Welche Akzente kann die Bundesbank setzen, um Einfluss auf die Zinspolitik zu nehmen?

Die Auswirkungen auf die Bauzinsen dürfen nicht überschätzt werden. Die Bundesrenditen stellen trendmäßig einen Einflussfaktor dar: Das Zinsniveau für Baudarlehen orientiert sich primär an den Renditen für langfristige Anleihen und Pfandbriefe (DGZF) und den Marktgesetzen von Angebot und Nachfrage. Als risikoarmes Ankerprodukt im Retailgeschäft herrscht derzeit zudem ein zunehmender Wettbewerbsdruck unter den Anbietern: Folge sind sinkende Margen und Hinzukommen neuer Mitbewerber auch aus der  FinTech-/PropTech-Welt sowie Vermittlerplattformen.
Der Brexit naht von Monat zu Monat, welche Auswirkungen hat das auf die Geldmärkte? Sind Zinsentwicklungen noch sicher vorher zu sagen?
Die Folgen des Brexit sind schwer vorhersehbar. Gegenwärtiger Stand ist, dass eher ein sanfter Brexit kommen wird. Dies wird geringe, kaum merkbare Folgen für die deutschen Bauzinsen haben. Die Anbieter refinanzieren sich primär in Deutschland und nahezu ausschließlich in der Eurowährung. Devisenschwankungen spielen somit keine Rolle.

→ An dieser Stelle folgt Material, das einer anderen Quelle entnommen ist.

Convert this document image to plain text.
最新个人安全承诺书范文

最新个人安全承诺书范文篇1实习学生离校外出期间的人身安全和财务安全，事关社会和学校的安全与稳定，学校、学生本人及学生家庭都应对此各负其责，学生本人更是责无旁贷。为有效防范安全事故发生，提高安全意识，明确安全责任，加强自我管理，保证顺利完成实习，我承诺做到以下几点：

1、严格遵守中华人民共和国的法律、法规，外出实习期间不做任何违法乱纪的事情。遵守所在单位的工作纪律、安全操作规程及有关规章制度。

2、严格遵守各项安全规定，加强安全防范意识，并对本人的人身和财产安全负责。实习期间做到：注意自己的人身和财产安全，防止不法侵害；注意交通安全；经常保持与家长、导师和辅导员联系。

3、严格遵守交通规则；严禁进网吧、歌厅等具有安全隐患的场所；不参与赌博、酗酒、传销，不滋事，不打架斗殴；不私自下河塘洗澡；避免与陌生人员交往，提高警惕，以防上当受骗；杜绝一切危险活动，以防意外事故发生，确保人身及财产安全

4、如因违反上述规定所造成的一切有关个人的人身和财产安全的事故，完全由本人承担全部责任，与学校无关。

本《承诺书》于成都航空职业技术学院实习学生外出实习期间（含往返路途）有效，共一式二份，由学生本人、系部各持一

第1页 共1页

Deutsche Immobilien sind derzeit nicht nur von Bundesbürgern sehr begehrt. Auch inländische und ausländische Immobiliengesellschaften bevorzugen gleichfalls Immobilieninvestitionen in Deutschland, zumal sie das Preisniveau im Vergleich zu Spitzenlagen in ihren Heimatländern noch relativ als günstig betrachten. Der Brexit dürfte diesen Trend nicht bremsen.

Zumindest in den Großstädten überhitzen die Immobilienmärkte zum Teil sehr stark. Wie schätzt die Bundesbank die Gefahr einer Immobilienblase derzeit ein?

Die Bundesbank betrachtet mit Sorge die Verknappung und den starken Preisanstieg, beispielsweise in den 5 Score-Städten. Sie spricht — wie übrigens auch die großen Wirtschaftsforschungsinstitute — nicht von einer generellen Blasenbildung.